導入メリット1:インシデント対応の迅速化と省力化
SOARは、人間では数時間かかっていた脅威情報の収集、分析、端末の隔離といった一連の初動対応を、数秒から数分の単位で自動実行します。これにより、インシデント対応のリードタイム(MTTR:平均対応時間)を劇的に短縮し、被害の拡大を最小限に抑えます。
導入メリット2:対応プロセスの標準化と属人化の排除
プレイブックに基づいた自動対応により、インシデント対応のプロセスが標準化されます。担当者の経験やスキルレベルに依存することなく、常に一定の品質で最適な対応が実行されるため、属人化から脱却し、運用の安定性を高めます。
導入メリット3:セキュリティ人材の価値最大化と負荷軽減
定型的な対応をSOARに任せることで、高度な専門知識を持つセキュリティ人材を単純作業から解放します。これにより、脅威ハンティングや高度な分析、戦略立案といった業務に集中でき、人材の価値を最大化できます。
自社にSOARは必要か?導入判断のポイントと選び方
SOARは強力なソリューションですが、全ての企業に即導入が必要というわけではありません。以下のような条件を満たす企業では、SOARの導入効果が最大化されます。
SOAR導入が効果的な企業の特徴
- SIEMやEDRなどが導入され、脅威を検知する仕組みが既にある。
- インシデント発生時の基本的な対応プロセスがある程度定義されている。
- 検知されるアラートの量が多く、手動での対応に限界を感じている。
SOAR製品選定で失敗しないためのチェックリスト
SOAR製品を選ぶ際には、以下のポイントを確認することをお勧めします。
チェック項目 | 確認内容 |
---|---|
① 連携機能(インテグレーション) | - 自社の主要なセキュリティ製品と標準連携できるか? |
② プレイブックのカスタマイズ性 | - GUIで直感的に作成・編集できるか? |
③ 操作性(UI/UX) | - ダッシュボードや管理画面は直感的で見やすいか? |
【発展編】XDRとSIEM/SOARの関係性
特定ベンダー中心の「XDR」
近年、XDR(Extended Detection and Response)というキーワードも注目されています。XDRは、主に単一のベンダーが提供するエンドポイント、メール、ネットワークなどのセキュリティ製品群を緊密に連携させ、検知から対応までを一気通貫で最適化するソリューションです。
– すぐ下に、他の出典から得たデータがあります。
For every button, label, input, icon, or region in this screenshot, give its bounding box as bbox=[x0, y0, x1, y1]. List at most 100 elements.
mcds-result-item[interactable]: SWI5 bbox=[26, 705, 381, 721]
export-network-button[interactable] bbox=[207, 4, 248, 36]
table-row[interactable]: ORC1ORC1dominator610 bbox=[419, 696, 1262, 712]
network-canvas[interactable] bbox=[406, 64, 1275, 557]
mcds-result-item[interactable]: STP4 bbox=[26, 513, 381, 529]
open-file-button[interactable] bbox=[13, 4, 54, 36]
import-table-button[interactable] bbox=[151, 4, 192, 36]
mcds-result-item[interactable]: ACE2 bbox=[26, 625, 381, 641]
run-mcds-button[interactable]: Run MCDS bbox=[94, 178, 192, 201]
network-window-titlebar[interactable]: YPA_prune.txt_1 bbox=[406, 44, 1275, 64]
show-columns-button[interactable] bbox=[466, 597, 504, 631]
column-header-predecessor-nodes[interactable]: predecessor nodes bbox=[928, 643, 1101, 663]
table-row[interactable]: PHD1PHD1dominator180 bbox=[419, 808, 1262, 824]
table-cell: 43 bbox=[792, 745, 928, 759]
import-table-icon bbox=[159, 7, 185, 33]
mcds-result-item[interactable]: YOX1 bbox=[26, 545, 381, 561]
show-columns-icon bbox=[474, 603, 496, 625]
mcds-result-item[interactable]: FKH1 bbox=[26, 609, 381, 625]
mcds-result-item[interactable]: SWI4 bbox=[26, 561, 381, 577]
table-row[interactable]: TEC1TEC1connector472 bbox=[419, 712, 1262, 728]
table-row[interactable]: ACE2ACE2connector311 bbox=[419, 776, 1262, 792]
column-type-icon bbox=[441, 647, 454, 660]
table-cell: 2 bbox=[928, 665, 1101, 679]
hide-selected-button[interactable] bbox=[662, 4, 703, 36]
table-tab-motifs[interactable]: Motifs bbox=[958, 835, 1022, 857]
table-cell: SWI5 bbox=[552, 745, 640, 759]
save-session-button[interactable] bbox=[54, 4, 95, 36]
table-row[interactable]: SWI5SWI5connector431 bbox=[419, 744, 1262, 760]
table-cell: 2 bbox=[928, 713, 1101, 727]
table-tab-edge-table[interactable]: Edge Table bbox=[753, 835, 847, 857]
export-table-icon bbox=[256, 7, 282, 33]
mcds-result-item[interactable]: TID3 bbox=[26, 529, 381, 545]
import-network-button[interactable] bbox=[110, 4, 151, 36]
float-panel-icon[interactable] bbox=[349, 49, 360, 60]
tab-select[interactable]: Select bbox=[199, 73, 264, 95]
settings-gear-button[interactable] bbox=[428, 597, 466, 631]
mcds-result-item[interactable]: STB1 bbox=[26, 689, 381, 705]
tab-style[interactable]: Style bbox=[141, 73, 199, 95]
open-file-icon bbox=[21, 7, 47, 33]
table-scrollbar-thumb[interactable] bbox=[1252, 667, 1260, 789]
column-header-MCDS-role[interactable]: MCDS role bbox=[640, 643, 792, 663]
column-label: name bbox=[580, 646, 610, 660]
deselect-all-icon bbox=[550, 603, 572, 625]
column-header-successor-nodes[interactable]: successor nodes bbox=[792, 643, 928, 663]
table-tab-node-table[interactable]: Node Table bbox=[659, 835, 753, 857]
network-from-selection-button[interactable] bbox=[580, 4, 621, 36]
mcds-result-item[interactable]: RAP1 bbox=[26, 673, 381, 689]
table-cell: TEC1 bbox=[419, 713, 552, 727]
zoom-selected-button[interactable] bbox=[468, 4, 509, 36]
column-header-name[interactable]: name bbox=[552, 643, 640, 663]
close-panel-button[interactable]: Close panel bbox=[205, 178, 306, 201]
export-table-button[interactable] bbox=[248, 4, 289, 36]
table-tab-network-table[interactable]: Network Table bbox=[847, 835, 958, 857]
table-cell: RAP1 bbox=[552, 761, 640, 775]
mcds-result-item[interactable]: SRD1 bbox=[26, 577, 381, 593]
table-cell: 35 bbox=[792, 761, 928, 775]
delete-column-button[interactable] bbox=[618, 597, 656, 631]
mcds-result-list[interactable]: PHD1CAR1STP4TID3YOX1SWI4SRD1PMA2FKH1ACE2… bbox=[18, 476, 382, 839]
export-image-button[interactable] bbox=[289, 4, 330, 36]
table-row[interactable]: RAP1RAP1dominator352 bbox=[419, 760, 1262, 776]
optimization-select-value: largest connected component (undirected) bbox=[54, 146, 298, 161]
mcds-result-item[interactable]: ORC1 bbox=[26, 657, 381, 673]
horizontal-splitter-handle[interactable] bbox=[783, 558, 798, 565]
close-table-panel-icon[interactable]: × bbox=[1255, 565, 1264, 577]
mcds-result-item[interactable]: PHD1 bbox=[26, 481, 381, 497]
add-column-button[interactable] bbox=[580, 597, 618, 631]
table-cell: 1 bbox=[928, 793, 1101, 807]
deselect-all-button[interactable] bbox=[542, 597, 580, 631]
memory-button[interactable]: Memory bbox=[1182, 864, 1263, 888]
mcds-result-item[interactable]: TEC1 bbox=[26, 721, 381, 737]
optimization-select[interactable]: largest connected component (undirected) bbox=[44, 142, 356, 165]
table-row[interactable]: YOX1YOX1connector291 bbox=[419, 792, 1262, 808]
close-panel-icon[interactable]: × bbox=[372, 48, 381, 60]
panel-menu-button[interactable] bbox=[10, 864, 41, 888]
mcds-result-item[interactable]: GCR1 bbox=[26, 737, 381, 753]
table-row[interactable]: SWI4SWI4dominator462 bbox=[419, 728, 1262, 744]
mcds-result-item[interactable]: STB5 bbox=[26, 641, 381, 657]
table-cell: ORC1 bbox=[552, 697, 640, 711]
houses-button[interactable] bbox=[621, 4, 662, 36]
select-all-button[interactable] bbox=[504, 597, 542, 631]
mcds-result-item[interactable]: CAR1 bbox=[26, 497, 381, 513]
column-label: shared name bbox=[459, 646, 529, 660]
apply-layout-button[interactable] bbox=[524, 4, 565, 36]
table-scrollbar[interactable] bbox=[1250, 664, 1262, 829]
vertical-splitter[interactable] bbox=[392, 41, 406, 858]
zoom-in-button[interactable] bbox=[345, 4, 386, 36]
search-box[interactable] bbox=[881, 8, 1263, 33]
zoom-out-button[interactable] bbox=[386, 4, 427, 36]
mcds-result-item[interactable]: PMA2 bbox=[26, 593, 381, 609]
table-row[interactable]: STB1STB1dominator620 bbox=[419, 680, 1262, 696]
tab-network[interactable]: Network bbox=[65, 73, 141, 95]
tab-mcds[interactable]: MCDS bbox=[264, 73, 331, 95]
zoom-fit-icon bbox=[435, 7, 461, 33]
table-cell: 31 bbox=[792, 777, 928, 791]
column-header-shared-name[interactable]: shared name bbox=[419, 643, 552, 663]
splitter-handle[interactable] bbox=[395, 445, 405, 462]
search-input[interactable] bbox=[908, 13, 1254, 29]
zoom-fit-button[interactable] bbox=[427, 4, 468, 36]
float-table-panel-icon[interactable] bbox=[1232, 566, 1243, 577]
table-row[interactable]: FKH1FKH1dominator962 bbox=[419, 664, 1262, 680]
XDRは、特定ベンダーのエコシステム内で完結しているため、製品間の連携がスムーズで、導入が比較的容易というメリットがあります。一方、そのベンダーの製品で保護されていない領域は監視対象外となる可能性があります。
関連記事:XDRとは?攻撃の全体像を可視化する次世代セキュリティをわかりやすく解説
マルチベンダー環境の統合基盤「SIEM/SOAR」
SIEM/SOARは、様々なベンダーの製品を連携させる「マルチベンダー」環境を統合するアプローチです。各領域で最適な製品(ベストオブブリード)を組み合わせられる柔軟性がありますが、連携のための設定やチューニングが必要となります。
まとめ:SIEMとSOARの連携でセキュリティ運用を次世代へ
本記事では、SIEMとSOARの役割の違いから、SOAR導入のメリット、選び方までを解説しました。両者は競合するものではなく、連携させることで初めて真価を発揮する、車の両輪のような関係にあります。
増え続けるサイバー攻撃と、深刻化する人材不足という課題に立ち向かうため、SOARを中核とした「対応の自動化」は、もはや避けては通れない選択です。SIEMとSOARの連携により、セキュリティ運用を次世代のレベルへと引き上げ、より強固で持続可能な防御体制を構築していきましょう。